It was 2019 when Dean Barker was told he had bowel cancer, changing his life forever. His first round of chemotherapybegan on New Year’s Eve of that year. It was a devastating time for both him and his family, and while the chemo worked, the years since have not always been easy either. There has been the brutal effects of chemo on his body, the ongoing anxiety of the regular barrage of tests, and the occasional hammer blow of bad news, such as the CT scan in 2021 that found cancer in his lung.
His doctors have told him they feel like they’ve got it all, but he still feels like he’s in a waiting game. He says his anxiety rises every time he goes for another round in the seemingly endless testing, including regular blood tests, CT scans and colonoscopies.
His emotions when talking about it in June were often close to the surface. But, speaking just a few days before Christmas, he’s feeling good. He’s just had the results of his annual CT scan and it’s clear.
Although he wasn’t expecting them to find anything, he says it’s always a relief when they don’t.
“It’s a pretty nervy time,” he says. “You start sensing the fact that you’ve got it coming up. You get anxious.”
He would usually have had his annual colonoscopy in December as well, but he’s put that off until the new year. While there’s always anxiety about that too, he says, his awareness of what’s happening in his body is now so heightened that, “You know in a lot of ways whether there is anything going on.”
He says that once he’s been cancer-free for five years, he’ll have no greater likelihood of it returning than the average person on the street, but his diagnosis has taught him that there’s nowhere else to live but the present.

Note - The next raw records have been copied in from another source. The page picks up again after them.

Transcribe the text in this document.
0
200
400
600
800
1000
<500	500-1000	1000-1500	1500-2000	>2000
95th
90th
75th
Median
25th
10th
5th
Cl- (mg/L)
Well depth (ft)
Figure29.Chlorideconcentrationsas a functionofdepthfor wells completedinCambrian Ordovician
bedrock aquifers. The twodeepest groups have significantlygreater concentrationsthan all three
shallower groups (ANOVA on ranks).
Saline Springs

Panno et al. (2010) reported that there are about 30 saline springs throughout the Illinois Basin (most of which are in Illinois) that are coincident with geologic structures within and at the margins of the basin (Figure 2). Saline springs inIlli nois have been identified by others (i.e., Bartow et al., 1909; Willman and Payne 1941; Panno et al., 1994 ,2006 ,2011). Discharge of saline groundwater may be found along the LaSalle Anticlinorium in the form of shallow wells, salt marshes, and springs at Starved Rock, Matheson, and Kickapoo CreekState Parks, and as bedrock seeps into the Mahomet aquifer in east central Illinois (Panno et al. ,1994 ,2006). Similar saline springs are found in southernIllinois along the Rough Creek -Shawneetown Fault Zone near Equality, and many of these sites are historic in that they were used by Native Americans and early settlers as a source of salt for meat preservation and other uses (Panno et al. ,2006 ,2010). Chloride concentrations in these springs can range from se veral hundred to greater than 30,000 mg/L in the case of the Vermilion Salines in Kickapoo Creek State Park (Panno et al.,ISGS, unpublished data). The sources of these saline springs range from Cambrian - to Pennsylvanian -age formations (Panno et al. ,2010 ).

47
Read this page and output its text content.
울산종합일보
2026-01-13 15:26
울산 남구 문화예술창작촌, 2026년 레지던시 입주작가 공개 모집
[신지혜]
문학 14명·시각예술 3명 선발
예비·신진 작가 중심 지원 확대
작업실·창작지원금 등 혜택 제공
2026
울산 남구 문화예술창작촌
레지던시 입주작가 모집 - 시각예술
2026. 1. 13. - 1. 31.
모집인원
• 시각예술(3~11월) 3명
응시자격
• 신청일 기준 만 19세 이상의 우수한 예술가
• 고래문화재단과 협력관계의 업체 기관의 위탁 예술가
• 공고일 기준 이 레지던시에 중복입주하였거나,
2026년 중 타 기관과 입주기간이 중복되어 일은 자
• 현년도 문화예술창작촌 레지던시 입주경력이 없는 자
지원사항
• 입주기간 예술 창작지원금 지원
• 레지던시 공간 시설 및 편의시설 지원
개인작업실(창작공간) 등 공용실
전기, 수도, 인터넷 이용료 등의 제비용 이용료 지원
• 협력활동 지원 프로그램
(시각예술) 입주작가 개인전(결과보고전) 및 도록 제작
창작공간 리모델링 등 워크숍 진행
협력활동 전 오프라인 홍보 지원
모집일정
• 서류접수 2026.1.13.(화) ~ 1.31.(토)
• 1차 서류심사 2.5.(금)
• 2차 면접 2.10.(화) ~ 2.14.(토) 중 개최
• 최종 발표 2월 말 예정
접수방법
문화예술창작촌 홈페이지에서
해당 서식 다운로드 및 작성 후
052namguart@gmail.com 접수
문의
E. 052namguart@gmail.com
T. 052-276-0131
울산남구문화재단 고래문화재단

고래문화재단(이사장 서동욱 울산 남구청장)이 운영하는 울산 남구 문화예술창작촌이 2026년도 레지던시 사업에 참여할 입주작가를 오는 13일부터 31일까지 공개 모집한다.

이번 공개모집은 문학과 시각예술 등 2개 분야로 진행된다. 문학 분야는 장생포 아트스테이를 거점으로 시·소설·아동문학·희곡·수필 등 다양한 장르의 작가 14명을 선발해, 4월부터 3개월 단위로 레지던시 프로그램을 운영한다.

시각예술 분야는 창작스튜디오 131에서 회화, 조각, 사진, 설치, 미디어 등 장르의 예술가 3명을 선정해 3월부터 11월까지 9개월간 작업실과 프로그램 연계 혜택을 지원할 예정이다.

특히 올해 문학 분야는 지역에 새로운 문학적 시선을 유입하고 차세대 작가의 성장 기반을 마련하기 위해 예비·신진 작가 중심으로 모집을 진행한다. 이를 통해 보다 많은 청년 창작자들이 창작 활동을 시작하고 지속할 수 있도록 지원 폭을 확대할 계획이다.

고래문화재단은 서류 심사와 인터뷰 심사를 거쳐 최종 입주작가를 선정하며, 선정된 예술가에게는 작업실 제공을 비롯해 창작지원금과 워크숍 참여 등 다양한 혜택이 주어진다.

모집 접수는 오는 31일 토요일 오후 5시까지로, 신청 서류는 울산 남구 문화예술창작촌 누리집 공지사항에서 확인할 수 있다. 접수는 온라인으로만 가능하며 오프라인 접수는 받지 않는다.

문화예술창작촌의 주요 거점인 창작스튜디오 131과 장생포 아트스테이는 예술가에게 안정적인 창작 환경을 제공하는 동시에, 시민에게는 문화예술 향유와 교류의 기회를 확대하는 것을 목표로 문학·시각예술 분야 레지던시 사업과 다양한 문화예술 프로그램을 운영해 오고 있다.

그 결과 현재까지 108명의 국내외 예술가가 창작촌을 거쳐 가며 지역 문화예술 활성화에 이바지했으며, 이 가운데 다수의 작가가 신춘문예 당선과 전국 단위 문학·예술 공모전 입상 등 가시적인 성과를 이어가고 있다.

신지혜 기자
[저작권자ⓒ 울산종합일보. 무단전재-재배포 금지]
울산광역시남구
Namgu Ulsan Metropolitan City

“It’s trying to maintain a very positive outlook on life, not sort of look back and sort of get angry or sort of wonder about all the what ifs because as we know, there is no ability to change anything in our past. All we can do is try and have a positive impact in the future.
“And without question, the outlook on life changed at the same time as the diagnosis because it made you realise that A) you’re not bulletproof and B) you do need to be able to enjoy it while you can.
“That is one thing that you definitely realise. It’s easy to keep putting things off: ‘I think I’ll do that next year’, or in a couple of years, or whatever it might be. But you just never know.”